EMC ECS NodesTest

Nodes are the most important building block of the EMC ECS storage system. Nodes are nothing but the servers on which EMC ECS software services are hosted and are running. The performance of the entire EMS ECS storage system is dependent on the performance of each node in the system.

The health of each node is very important for the healthy functioning of the EMC ECS system. This tests monitors each node and collects the health related measures like number of good and bad disks, memory availability etc. With these metrics, administrators can dig doen to node level to investigate any issue with EMC Elastic Cloud Storage.

Target of the test : A Dell EMC Elastic Cloud Storage System

Agent deploying the test : A remote agent

Outputs of the test : One set of results for each node in EMC ECS Storage system

Configurable parameters for the test
Parameter	Description
Test period	How often should the test be executed .
Host	The host for which the test is to be configured. Since the storage device is managed using the IP address of its storage controller, the same will be displayed as host.
Port	The port number at which the specified host listens. By default, this is NULL.
ECS REST API Port	This is the port at which REST API connectivity is provided. By default, port 4443 is used.
Username and Password	To collect performance metrics from the target storage device, the eG agent should be configured with the credentials of a user who is vested with "read-only" privileges to access REST API of the target storage device. Specify the credentials of such a user in the Username and Password text boxes.
Confirm Password	Confirm the password by retyping it here.
Timeout Seconds	Specify the time duration for which this test should wait for a response from the storage system in the Timeout text box. By default, this is 60 seconds.
DD Frequency	Refers to the frequency with which detailed diagnosis measures are to be generated for this test. The default is 1:1. This indicates that, by default, detailed measures will be generated every time this test runs, and also every time the test detects a problem. You can modify this frequency, if you so desire. Also, if you intend to disable the detailed diagnosis capability for this test, you can do so by specifying none against DD frequency.
Detailed Diagnosis	To make diagnosis more efficient and accurate, the eG Enterprise embeds an optional detailed diagnostic capability. With this capability, the eG agents can be configured to run detailed, more elaborate tests as and when specific problems are detected. To enable the detailed diagnosis capability of this test for a particular server, choose the On option. To disable the capability, click on the Off option. The option to selectively enable/disable the detailed diagnosis capability will be available only if the following conditions are fulfilled: The eG manager license should allow the detailed diagnosis capability Both the normal and abnormal frequencies configured for the detailed diagnosis measures should not be 0.
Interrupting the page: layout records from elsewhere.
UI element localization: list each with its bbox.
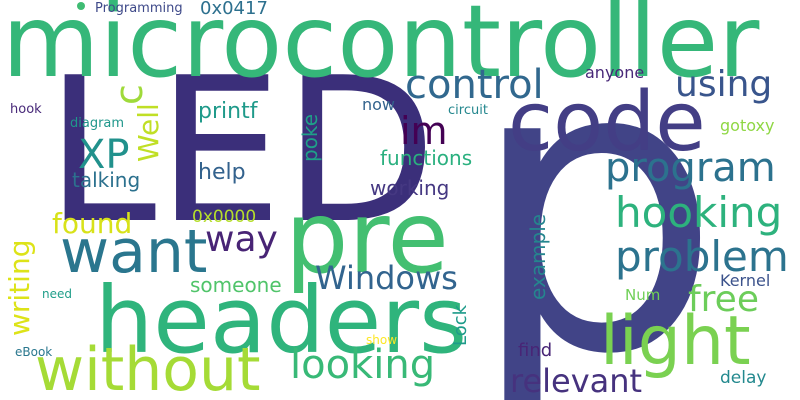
word-lock: Lock bbox=[452, 305, 470, 346]
word-someone: someone bbox=[190, 275, 282, 295]
word-well: Well bbox=[135, 103, 163, 162]
word-show: show bbox=[366, 334, 397, 346]
word-anyone: anyone bbox=[585, 65, 644, 81]
word-working: working bbox=[370, 178, 449, 198]
word-example: example bbox=[528, 214, 548, 300]
word-0x0000: 0x0000 bbox=[192, 209, 256, 226]
word-poke: poke bbox=[300, 114, 320, 162]
word-ebook: eBook bbox=[15, 346, 52, 358]
word-printf: printf bbox=[198, 101, 257, 123]
word-without: without bbox=[35, 340, 261, 400]
word-circuit: circuit bbox=[448, 104, 488, 117]
word-kernel: Kernel bbox=[720, 273, 770, 289]
word-need: need bbox=[42, 288, 72, 300]
word-im: im bbox=[400, 112, 448, 150]
word-windows: Windows bbox=[315, 262, 458, 294]
word-functions: functions bbox=[380, 148, 472, 168]
word-help: help bbox=[198, 162, 246, 184]
word-program: program bbox=[605, 148, 776, 188]
word-num: Num bbox=[625, 288, 660, 303]
word-delay: delay bbox=[720, 370, 766, 387]
word-way: way bbox=[205, 222, 278, 258]
word-c: c bbox=[110, 84, 148, 105]
word-hook: hook bbox=[10, 103, 42, 116]
word-relevant: relevant bbox=[510, 365, 642, 397]
word-control: control bbox=[405, 65, 544, 105]
word-now: now bbox=[362, 97, 395, 113]
word-programming: Programming bbox=[95, 2, 183, 15]
word-looking: looking bbox=[290, 345, 435, 385]
word-found: found bbox=[52, 210, 132, 238]
word-diagram: diagram bbox=[70, 117, 124, 130]
word-writing: writing bbox=[6, 240, 34, 336]
word-0x0417: 0x0417 bbox=[200, 0, 268, 18]
word-gotoxy: gotoxy bbox=[720, 118, 774, 134]
word-find: find bbox=[518, 342, 552, 360]
word-talking: talking bbox=[72, 170, 140, 190]
word-using: using bbox=[675, 67, 772, 103]
word-hooking: hooking bbox=[615, 192, 782, 234]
Measurements made by the test

Measurement

Description

Measurement Unit

Interpretation

Health Status

Indicates if the node is online or offline.

The values that this measure can report and their corresponding numeric values are tabulated below:

Measure Value	Numeric Value
Good	100
Suspect	99
Bad	0

Note:

By default, this measure reports the above-mentioned Measure Values while indicating the status. However, in the graph of this measure, the same will be represented using the corresponding numeric equivalents only.
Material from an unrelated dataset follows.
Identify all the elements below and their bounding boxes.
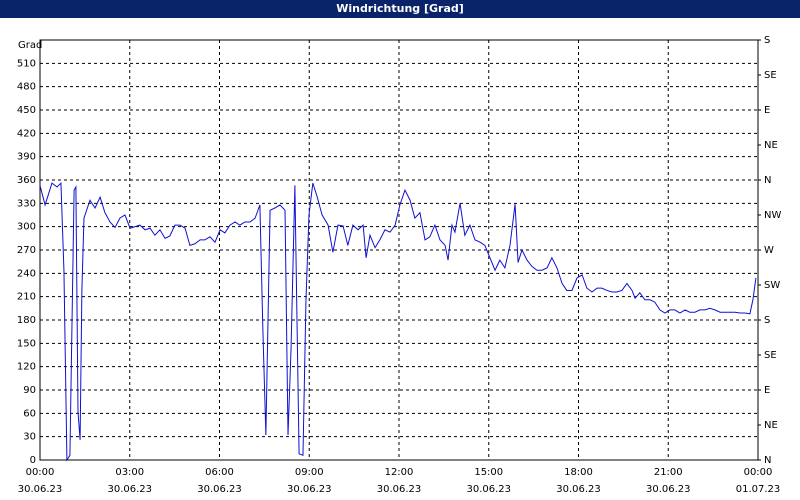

The detailed diagnosis of health status provides additional details of node including Node ID, IP address, version and Rack ID.

Number of Disks

Indicates the total number of disks attached to the node.

Number

Number of disks attached to a node depends on client requirement, an application with high rate of inputs and outputs may have a setup with less disks per node.

Good Disks

Indicates the total number of online disks attached to the node.

Number

This measures the capacity available on the node. You may need to add more disks if the capacity available is not able to meet the user needs.

Bad Disks

Indicates the total number of offline disks attached to the node.

Number

Bad disks are most likely be failed disks.

Maintenance Disks

Indicates the total number of disks attached to the node, which are under maintenance.

Number

Disks which are under maintenance and cannot be used.

Disks Offline

Indicates the total offline disk capacity.

Number

CPU Utilization

Indicates the percentage of CPU utilization of a given node at the time of the measurement.

Percentage

A value near 100 indicates that CPU is overloaded. If the CPU utilization value remains near 100% it can cause node performance degradation and will put additional load on other nodes of the system. Ideally the load balancing algorithm should not send additional request to node with high CPU usage but if that's not the case, the algorithm needs to be tweaked.

Relative Memory

Indicates the memory used by node processes as a percentage of total memory available on the node.

Percentage

a value of near 100 will be a cause of concern. Persistent high memory usage on node host can degrade the performance of the node. The load balancing algorithm needs to be tweaked if it is still sending requests to node with high memory usage.

Memory Usage

Indicates the memory usedon the node in absolute terms.

Total Disk Space

Indicates the total online capacity provided by the online disks within the node. This is the total of the capacity already used and the capacity still free for allocation, added together.

Used Disk Space

Indicates the online capacity already used.

Free Disk Space

Indicates the online disk capacity across the disks available for use.